Adam Little

Personal information
- Full name: Adam Little
- Date of birth: 1 September 1919
- Place of birth: Blantyre, Scotland
- Date of death: 12 June 2008 (aged 88)
- Place of death: Erskine, Scotland
- Position: Midfielder

Senior career*
- Years: Team / Apps / (Gls)
- 1936–1951: Rangers / 6 / (0)
- → Blantyre Victoria (loan)
- 1951–1955: Morton / 114 / (1)

= Adam Little =

Scottish footballer

Adam Little (1 September 1919 – 12 June 2008) was a Scottish football player who played during the 1940s and 1950s for Rangers and Morton. Little was also a fully qualified doctor.

==Career==
Little was born in Blantyre and educated at Rutherglen Academy. It was while playing for the school team that he was scouted by then Rangers manager Bill Struth and the next day signed for the club aged 17. Struth decided to loan Little out to play for Blantyre Victoria to get much needed experience.

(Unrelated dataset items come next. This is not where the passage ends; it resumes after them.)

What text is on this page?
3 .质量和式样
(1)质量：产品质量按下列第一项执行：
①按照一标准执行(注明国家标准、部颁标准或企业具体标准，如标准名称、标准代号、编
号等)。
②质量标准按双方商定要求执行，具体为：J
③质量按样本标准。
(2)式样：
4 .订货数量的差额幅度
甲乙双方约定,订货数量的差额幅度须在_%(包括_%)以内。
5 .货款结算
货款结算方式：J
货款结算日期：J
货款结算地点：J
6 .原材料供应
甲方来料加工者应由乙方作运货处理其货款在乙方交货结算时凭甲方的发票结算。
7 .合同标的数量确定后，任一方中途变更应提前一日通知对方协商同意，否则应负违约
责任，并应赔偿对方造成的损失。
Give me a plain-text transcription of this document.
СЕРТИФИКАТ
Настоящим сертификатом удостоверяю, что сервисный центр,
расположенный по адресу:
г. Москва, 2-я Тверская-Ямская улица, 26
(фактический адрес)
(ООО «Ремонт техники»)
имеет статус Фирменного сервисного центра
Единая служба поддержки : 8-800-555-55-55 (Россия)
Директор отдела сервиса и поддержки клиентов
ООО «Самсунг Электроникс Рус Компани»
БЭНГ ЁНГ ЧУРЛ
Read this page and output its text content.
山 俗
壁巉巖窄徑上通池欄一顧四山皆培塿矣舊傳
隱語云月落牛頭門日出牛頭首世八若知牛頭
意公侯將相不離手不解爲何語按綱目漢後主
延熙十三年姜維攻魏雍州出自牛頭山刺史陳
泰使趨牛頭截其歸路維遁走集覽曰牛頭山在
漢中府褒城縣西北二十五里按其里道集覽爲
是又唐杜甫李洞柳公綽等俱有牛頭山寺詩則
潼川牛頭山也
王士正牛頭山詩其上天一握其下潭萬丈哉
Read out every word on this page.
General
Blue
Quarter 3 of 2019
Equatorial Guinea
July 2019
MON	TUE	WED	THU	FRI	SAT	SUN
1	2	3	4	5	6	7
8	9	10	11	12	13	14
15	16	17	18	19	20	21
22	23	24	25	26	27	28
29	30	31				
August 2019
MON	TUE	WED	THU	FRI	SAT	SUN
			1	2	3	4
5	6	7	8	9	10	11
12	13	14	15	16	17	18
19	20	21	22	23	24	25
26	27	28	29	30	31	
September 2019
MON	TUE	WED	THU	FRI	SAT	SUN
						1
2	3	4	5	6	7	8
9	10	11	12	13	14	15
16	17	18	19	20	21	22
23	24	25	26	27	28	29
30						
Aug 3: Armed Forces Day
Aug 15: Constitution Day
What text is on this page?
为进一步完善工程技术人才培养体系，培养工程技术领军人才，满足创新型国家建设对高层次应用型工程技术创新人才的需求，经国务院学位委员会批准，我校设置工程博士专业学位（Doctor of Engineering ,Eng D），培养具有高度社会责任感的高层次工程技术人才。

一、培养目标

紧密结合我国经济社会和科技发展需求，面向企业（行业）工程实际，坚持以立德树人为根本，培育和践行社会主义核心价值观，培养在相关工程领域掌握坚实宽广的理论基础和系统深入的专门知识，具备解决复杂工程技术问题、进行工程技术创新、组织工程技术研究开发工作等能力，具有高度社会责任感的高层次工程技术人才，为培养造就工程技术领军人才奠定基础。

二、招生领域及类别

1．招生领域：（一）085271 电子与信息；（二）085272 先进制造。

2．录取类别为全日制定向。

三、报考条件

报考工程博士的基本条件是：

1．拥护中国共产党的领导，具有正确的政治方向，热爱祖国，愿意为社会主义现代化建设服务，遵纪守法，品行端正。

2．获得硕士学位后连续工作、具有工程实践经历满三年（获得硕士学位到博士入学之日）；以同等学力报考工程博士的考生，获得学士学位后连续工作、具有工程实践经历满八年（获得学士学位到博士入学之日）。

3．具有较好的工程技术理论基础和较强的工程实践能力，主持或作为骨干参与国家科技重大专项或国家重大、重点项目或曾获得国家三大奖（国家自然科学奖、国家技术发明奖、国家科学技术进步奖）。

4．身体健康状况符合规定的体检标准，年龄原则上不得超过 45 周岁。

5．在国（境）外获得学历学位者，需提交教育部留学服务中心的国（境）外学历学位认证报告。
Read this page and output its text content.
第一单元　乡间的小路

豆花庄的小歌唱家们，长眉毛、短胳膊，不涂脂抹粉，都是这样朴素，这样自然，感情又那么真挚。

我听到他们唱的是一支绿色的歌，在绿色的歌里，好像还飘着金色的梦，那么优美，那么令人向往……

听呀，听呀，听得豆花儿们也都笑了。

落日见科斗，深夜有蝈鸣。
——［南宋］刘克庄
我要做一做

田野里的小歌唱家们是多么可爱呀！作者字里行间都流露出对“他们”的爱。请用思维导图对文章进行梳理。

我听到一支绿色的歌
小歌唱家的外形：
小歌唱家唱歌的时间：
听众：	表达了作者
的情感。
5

He returned to Rangers and played six first-team games after the Second World War. The war had interrupted his footballing career. Little served as a captain in the Royal Army Medical Corps. Upon returning to Rangers he made six top team appearances before moving to Greenock with Morton for a spell then retiring from professional football.

Little also guested for Arsenal during the war.